‘Update on Active Shooter?’ How Orlando Authorities Failed to Prepare for a Mass Shooting like Pulse

Orange County Swift Assisted Victim Extraction (S.A.V.E) Team performs an extraction on a dummy at Fire Station 67 on September 12, 2018 in Orlando, Florida. The Orlando Fire Department had received special equipment and training to respond to an active shooter situation, but when Pulse happened, none of it was used. (Cassi Alexandra for ProPublica)


The Orlando Fire Department had been working on a plan to respond to a mass shooting. It had even purchased vests filled with tourniquets and special needles to relieve chest cavity bleeding. But at the time of the Pulse nightclub shooting, the plan had already sputtered and the vests sat untouched.
“I need the hospital!

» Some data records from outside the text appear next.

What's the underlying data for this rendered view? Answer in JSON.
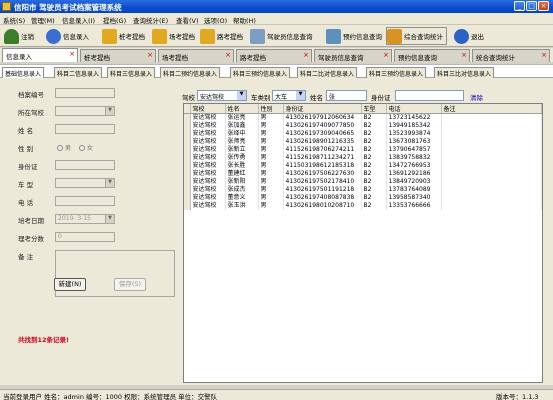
{
  "window": {
    "title": "信阳市  驾驶员考试档案管理系统"
  },
  "menu": [
    "系统(S)",
    "管理(M)",
    "信息录入(I)",
    "提档(G)",
    "查询统计(E)",
    "查看(V)",
    "选项(O)",
    "帮助(H)"
  ],
  "toolbar": [
    {
      "label": "注销",
      "icon": "logout-user-icon",
      "color": "#3d7d2a"
    },
    {
      "label": "信息录入",
      "icon": "user-entry-icon",
      "color": "#3a6fd1"
    },
    {
      "label": "桩考提档",
      "icon": "folder-icon",
      "color": "#e0a91f"
    },
    {
      "label": "场考提档",
      "icon": "folder-icon",
      "color": "#e0a91f"
    },
    {
      "label": "路考提档",
      "icon": "folder-icon",
      "color": "#e0a91f"
    },
    {
      "label": "驾驶员信息查询",
      "icon": "search-document-icon",
      "color": "#7b9ec2"
    },
    {
      "label": "预约信息查询",
      "icon": "calendar-icon",
      "color": "#5e8fbf"
    },
    {
      "label": "综合查询统计",
      "icon": "grid-stats-icon",
      "color": "#d99323"
    },
    {
      "label": "退出",
      "icon": "exit-icon",
      "color": "#2b62c8"
    }
  ],
  "main_tabs": [
    "信息录入",
    "桩考提档",
    "场考提档",
    "路考提档",
    "驾驶员信息查询",
    "预约信息查询",
    "统合查询统计"
  ],
  "sub_tabs": [
    "基础信息录入",
    "科目二信息录入",
    "科目三信息录入",
    "科目二预约信息录入",
    "科目三预约信息录入",
    "科目二比对信息录入",
    "科目三预约信息录入",
    "科目三比对信息录入"
  ],
  "form": {
    "labels": [
      "档案编号",
      "所在驾校",
      "姓    名",
      "性    别",
      "身份证",
      "车    型",
      "电    话",
      "培考日期",
      "理考分数",
      "备    注"
    ],
    "gender_male": "男",
    "gender_female": "女",
    "date_value": "2010- 3-15",
    "score_value": "0",
    "new_button": "新建(N)",
    "save_button": "保存(S)",
    "record_count": "共找到12条记录!"
  },
  "filter": {
    "school_label": "驾校",
    "school_value": "安达驾校",
    "cartype_label": "车类别",
    "cartype_value": "大车",
    "name_label": "姓名",
    "name_value": "张",
    "idcard_label": "身份证",
    "clear_label": "清除"
  },
  "grid": {
    "columns": [
      "驾校",
      "姓名",
      "性别",
      "身份证",
      "车型",
      "电话",
      "备注"
    ],
    "rows": [
      [
        "安达驾校",
        "张运亮",
        "男",
        "413026197912060634",
        "B2",
        "13723145622",
        ""
      ],
      [
        "安达驾校",
        "张加鑫",
        "男",
        "413026197409077850",
        "B2",
        "13949185342",
        ""
      ],
      [
        "安达驾校",
        "张绎中",
        "男",
        "413026197309040665",
        "B2",
        "13523993874",
        ""
      ],
      [
        "安达驾校",
        "张师亮",
        "男",
        "413026198901216335",
        "B2",
        "13673081763",
        ""
      ],
      [
        "安达驾校",
        "张新立",
        "男",
        "411526198706274211",
        "B2",
        "13790647857",
        ""
      ],
      [
        "安达驾校",
        "张传勇",
        "男",
        "411526198711234271",
        "B2",
        "13839758832",
        ""
      ],
      [
        "安达驾校",
        "张长胜",
        "男",
        "411503198612185318",
        "B2",
        "13472766953",
        ""
      ],
      [
        "安达驾校",
        "董建红",
        "男",
        "413026197506227630",
        "B2",
        "13691292186",
        ""
      ],
      [
        "安达驾校",
        "张新阳",
        "男",
        "413026197502178410",
        "B2",
        "13849720903",
        ""
      ],
      [
        "安达驾校",
        "张成杰",
        "男",
        "413026197501191218",
        "B2",
        "13783764089",
        ""
      ],
      [
        "安达驾校",
        "董意义",
        "男",
        "413026197408087838",
        "B2",
        "13958587340",
        ""
      ],
      [
        "安达驾校",
        "张玉洪",
        "男",
        "413026198010208710",
        "B2",
        "13353766666",
        ""
      ]
    ]
  },
  "status": {
    "left": "当前登录用户  姓名：admin  编号：1000  权限：系统管理员  单位：交警队",
    "right": "版本号：1.1.3"
  }
}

Please, why does someone not want to help?”
The man’s screams inside the Pulse nightclub pierced the chaos in the minutes after the shooting stopped on June 12, 2016. With the shooter barricaded in a bathroom and victims piled on top of one another, Orlando police commanders began asking the Fire Department for help getting dozens of shooting victims out of the club and to the hospital.
“We need to get these people out,” a command officer said over the police radio.
“We gotta get ‘em out,” another officer responded. “We got him [the shooter] contained in the bathroom. We have several long guns on the bathroom right now.”